Requiem al sogno industriale irpino
L’Irpinia tra gli anni ’70 e ’80 divenne la sede privilegiata per la localizzazione dei grandi complessi produttivi che non richiedevano un preesistente ambiente industriale; lavoravano prevalentemente a ciclo integrale e producevano beni intermedi che andavano ad approvvigionare il sistema produttivo settentrionale.
Risorse statali andarono alle imprese pubbliche e assicurarono incentivi creditizi e fiscali e contributi a fondo perduto ai privati.

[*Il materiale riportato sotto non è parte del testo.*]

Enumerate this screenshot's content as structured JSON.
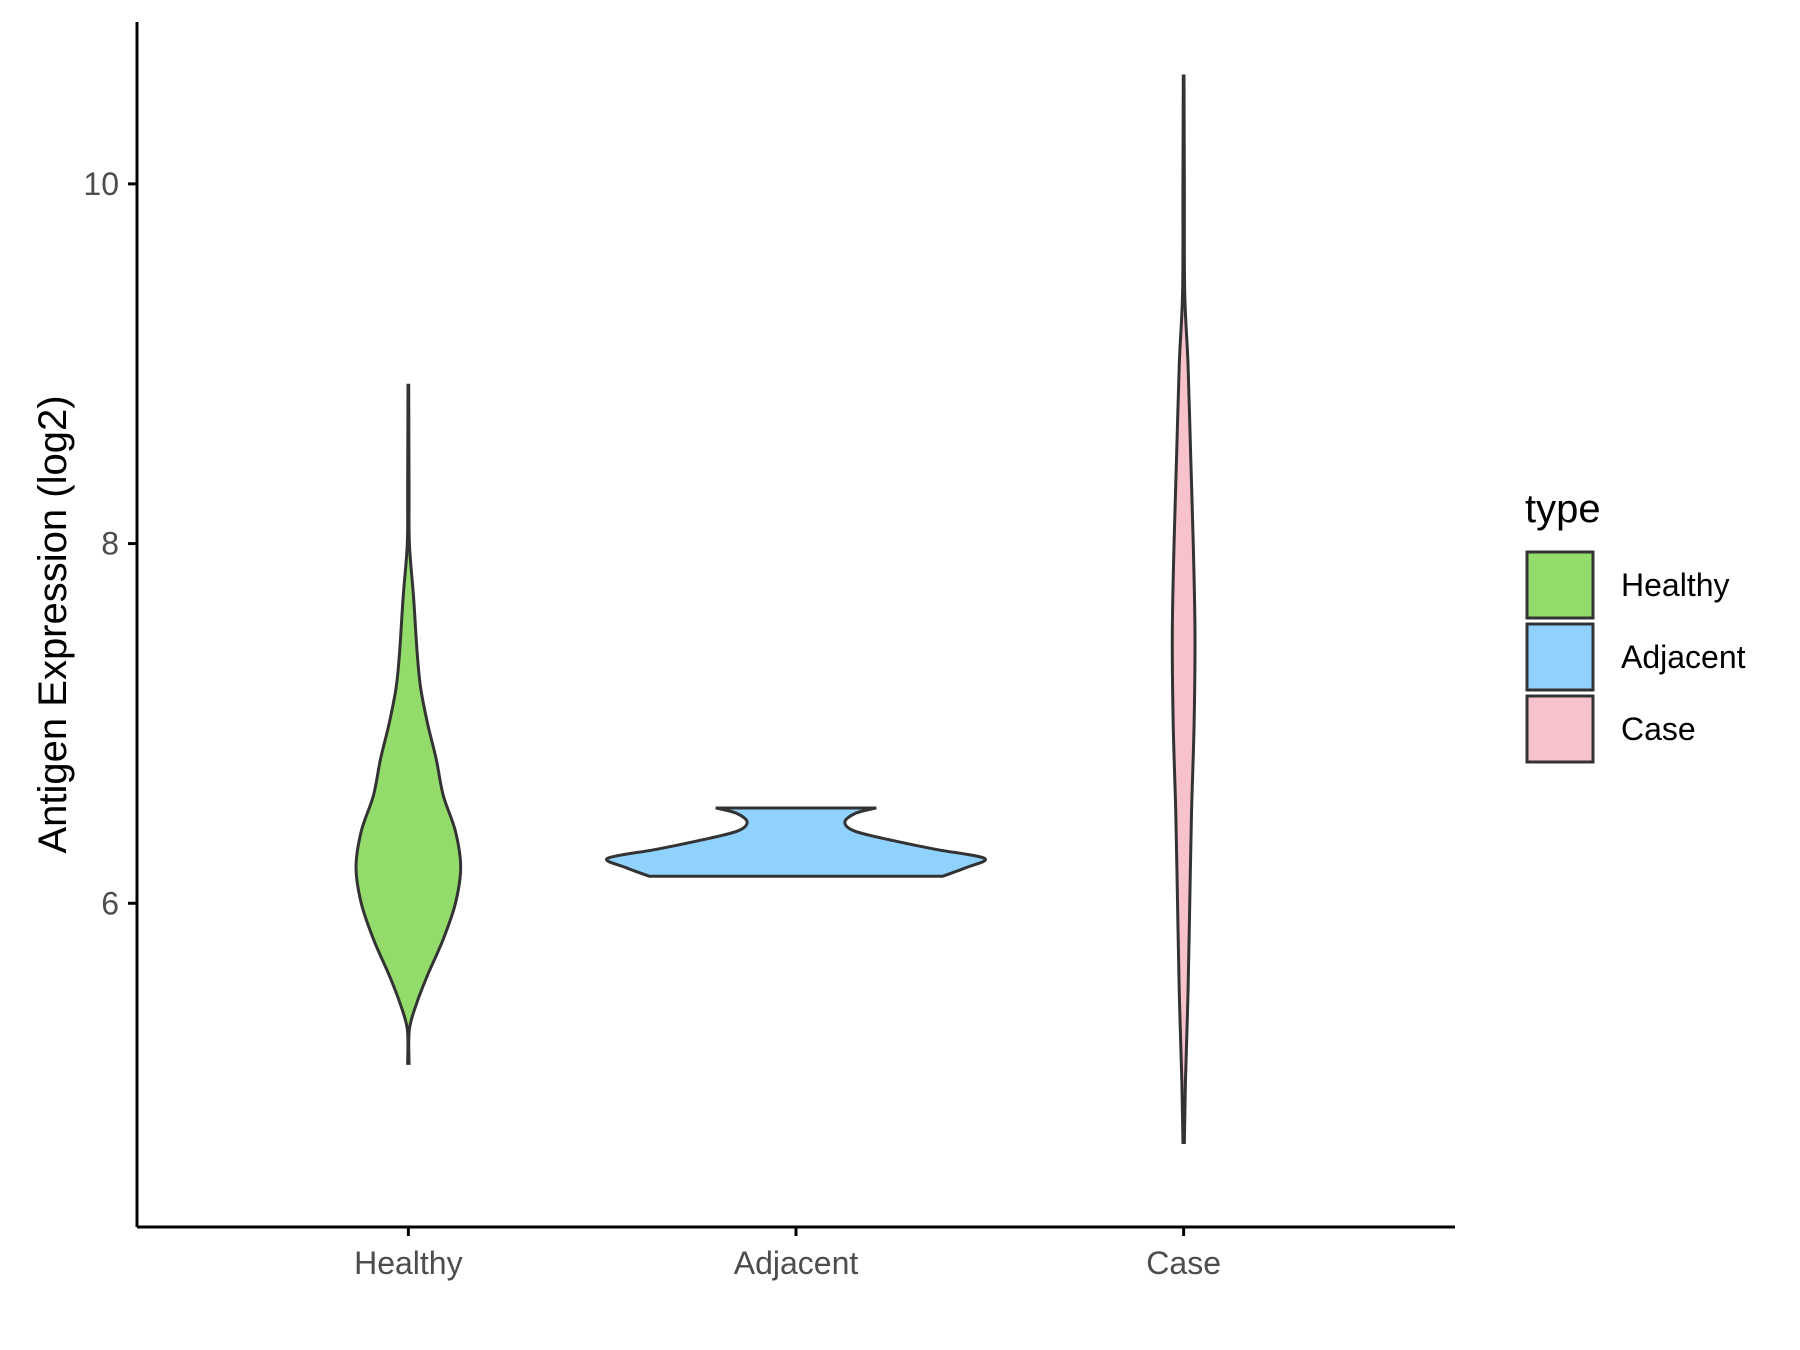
{
  "chart_data": {
    "type": "violin",
    "ylabel": "Antigen Expression (log2)",
    "xlabel": "",
    "categories": [
      "Healthy",
      "Adjacent",
      "Case"
    ],
    "y_ticks": [
      6,
      8,
      10
    ],
    "ylim": [
      4.2,
      10.9
    ],
    "legend": {
      "title": "type",
      "position": "right",
      "items": [
        {
          "label": "Healthy",
          "color": "#93DB6A"
        },
        {
          "label": "Adjacent",
          "color": "#90D2FE"
        },
        {
          "label": "Case",
          "color": "#F7C2CC"
        }
      ]
    },
    "series": [
      {
        "name": "Healthy",
        "color": "#93DB6A",
        "profile": [
          [
            5.11,
            0.004
          ],
          [
            5.3,
            0.006
          ],
          [
            5.45,
            0.05
          ],
          [
            5.6,
            0.11
          ],
          [
            5.8,
            0.2
          ],
          [
            6.0,
            0.27
          ],
          [
            6.2,
            0.3
          ],
          [
            6.4,
            0.27
          ],
          [
            6.6,
            0.2
          ],
          [
            6.8,
            0.16
          ],
          [
            7.0,
            0.11
          ],
          [
            7.2,
            0.07
          ],
          [
            7.4,
            0.05
          ],
          [
            7.7,
            0.03
          ],
          [
            8.0,
            0.006
          ],
          [
            8.3,
            0.004
          ],
          [
            8.88,
            0.002
          ]
        ]
      },
      {
        "name": "Adjacent",
        "color": "#90D2FE",
        "profile": [
          [
            6.15,
            0.84
          ],
          [
            6.2,
            0.98
          ],
          [
            6.25,
            1.08
          ],
          [
            6.3,
            0.8
          ],
          [
            6.35,
            0.55
          ],
          [
            6.4,
            0.34
          ],
          [
            6.45,
            0.28
          ],
          [
            6.5,
            0.34
          ],
          [
            6.53,
            0.46
          ]
        ]
      },
      {
        "name": "Case",
        "color": "#F7C2CC",
        "profile": [
          [
            4.67,
            0.004
          ],
          [
            5.0,
            0.01
          ],
          [
            5.5,
            0.025
          ],
          [
            6.0,
            0.035
          ],
          [
            6.5,
            0.045
          ],
          [
            7.0,
            0.06
          ],
          [
            7.5,
            0.065
          ],
          [
            8.0,
            0.055
          ],
          [
            8.5,
            0.04
          ],
          [
            9.0,
            0.025
          ],
          [
            9.4,
            0.006
          ],
          [
            10.0,
            0.004
          ],
          [
            10.6,
            0.002
          ]
        ]
      }
    ]
  }
}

Vennero realizzate, in parte, infrastrutture e servizi. La concentrazione degli interventi pubblici nell’industria offriva vantaggi politici più certi alle forze di governo, rispetto a quanto sarebbe potuto avvenire con uno sviluppo graduale e diffuso. Questa politica miope ma efficace, garantiva alle classi dirigenti un potente effetto di immagine e permetteva di attivare lo scambio tra voti e posti di lavoro.
Cominciò così a profilarsi un connubio tra pubblico e privato che ora si sta rivelando catastrofico. Infatti, assistiamo oggi alla fase della disoccupazione di ritorno in un clima che vede trasformare il territorio in cui sono localizzati i poli industriali in una polveriera di emergenze sociali sempre pronta ad esplodere.

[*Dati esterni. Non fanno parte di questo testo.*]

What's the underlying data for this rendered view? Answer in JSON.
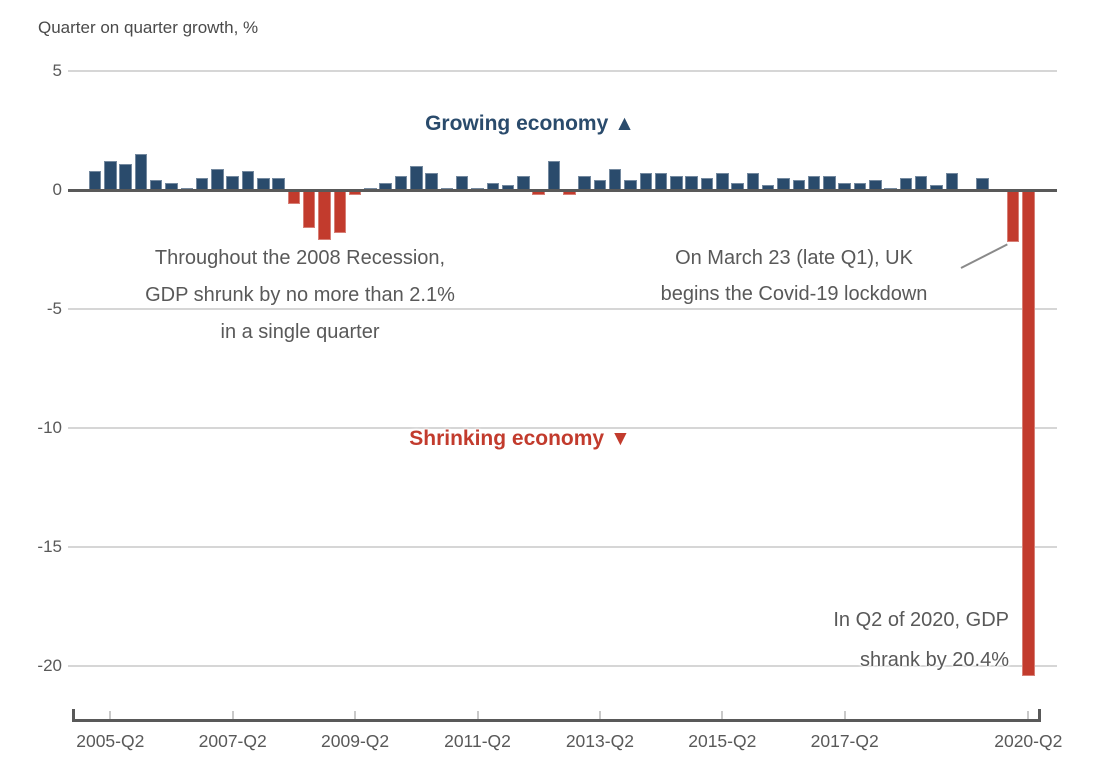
{
  "title": "Quarter on quarter growth, %",
  "labels": {
    "growing": "Growing economy ▲",
    "shrinking": "Shrinking economy ▼"
  },
  "annotations": {
    "recession": {
      "lines": [
        "Throughout the 2008 Recession,",
        "GDP shrunk by no more than 2.1%",
        "in a single quarter"
      ]
    },
    "covid": {
      "lines": [
        "On March 23 (late Q1), UK",
        "begins the Covid-19 lockdown"
      ]
    },
    "q2_2020": {
      "lines": [
        "In Q2 of 2020, GDP",
        "shrank by 20.4%"
      ]
    }
  },
  "colors": {
    "positive_bar": "#2a4b6c",
    "negative_bar": "#c23b2d",
    "gridline": "#d6d6d6",
    "axis": "#595959",
    "text": "#595959"
  },
  "chart_data": {
    "type": "bar",
    "title": "Quarter on quarter growth, %",
    "ylabel": "Quarter on quarter growth, %",
    "ylim": [
      -21,
      5
    ],
    "grid": true,
    "legend": false,
    "y_ticks": [
      5,
      0,
      -5,
      -10,
      -15,
      -20
    ],
    "x_tick_labels": [
      "2005-Q2",
      "2007-Q2",
      "2009-Q2",
      "2011-Q2",
      "2013-Q2",
      "2015-Q2",
      "2017-Q2",
      "2020-Q2"
    ],
    "categories": [
      "2005-Q1",
      "2005-Q2",
      "2005-Q3",
      "2005-Q4",
      "2006-Q1",
      "2006-Q2",
      "2006-Q3",
      "2006-Q4",
      "2007-Q1",
      "2007-Q2",
      "2007-Q3",
      "2007-Q4",
      "2008-Q1",
      "2008-Q2",
      "2008-Q3",
      "2008-Q4",
      "2009-Q1",
      "2009-Q2",
      "2009-Q3",
      "2009-Q4",
      "2010-Q1",
      "2010-Q2",
      "2010-Q3",
      "2010-Q4",
      "2011-Q1",
      "2011-Q2",
      "2011-Q3",
      "2011-Q4",
      "2012-Q1",
      "2012-Q2",
      "2012-Q3",
      "2012-Q4",
      "2013-Q1",
      "2013-Q2",
      "2013-Q3",
      "2013-Q4",
      "2014-Q1",
      "2014-Q2",
      "2014-Q3",
      "2014-Q4",
      "2015-Q1",
      "2015-Q2",
      "2015-Q3",
      "2015-Q4",
      "2016-Q1",
      "2016-Q2",
      "2016-Q3",
      "2016-Q4",
      "2017-Q1",
      "2017-Q2",
      "2017-Q3",
      "2017-Q4",
      "2018-Q1",
      "2018-Q2",
      "2018-Q3",
      "2018-Q4",
      "2019-Q1",
      "2019-Q2",
      "2019-Q3",
      "2019-Q4",
      "2020-Q1",
      "2020-Q2"
    ],
    "values": [
      0.8,
      1.2,
      1.1,
      1.5,
      0.4,
      0.3,
      0.1,
      0.5,
      0.9,
      0.6,
      0.8,
      0.5,
      0.5,
      -0.6,
      -1.6,
      -2.1,
      -1.8,
      -0.2,
      0.1,
      0.3,
      0.6,
      1.0,
      0.7,
      0.1,
      0.6,
      0.1,
      0.3,
      0.2,
      0.6,
      -0.2,
      1.2,
      -0.2,
      0.6,
      0.4,
      0.9,
      0.4,
      0.7,
      0.7,
      0.6,
      0.6,
      0.5,
      0.7,
      0.3,
      0.7,
      0.2,
      0.5,
      0.4,
      0.6,
      0.6,
      0.3,
      0.3,
      0.4,
      0.1,
      0.5,
      0.6,
      0.2,
      0.7,
      -0.1,
      0.5,
      0.0,
      -2.2,
      -20.4
    ]
  }
}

La dimensione degli impianti, la loro elevata intensità di capitale, il ricorso a investimenti anche a fronte di una bassa, talora nulla, redditività, il ricorso smisurato a finanziamenti di istituti di credito non fanno dell’industria, di base soprattutto, un candidato credibile per lo sviluppo di un’area con grande disponibilità di manodopera scarsamente qualificata come è l’Irpinia.
Le grandi dimensioni produttive richiesero non solo ingenti capitali, ma anche e soprattutto suolo su cui localizzare gli impianti e le infrastrutture necessarie per la movimentazione dei fattori produttivi, entrando in competizione con altri usi del territorio e producendo su di esso pericolosi effetti di polarizzazione, le cui conseguenze sono ancora oggi evidenti.
La maggior parte di queste industrie è ormai inattiva, altre in fase di ristrutturazione e di riconversione, altre ancora soggette a piani di risanamento e bonifica ambientale. In molti casi rappresentano una sorta di “archeologia industriale” dal futuro ancora tutto da esplorare. Ma tutte, indistintamente, hanno segnato, nel bene e nel male, più o meno profondamente, l’organizzazione di un territorio che si espande ben al di là dei meri ambiti di localizzazione.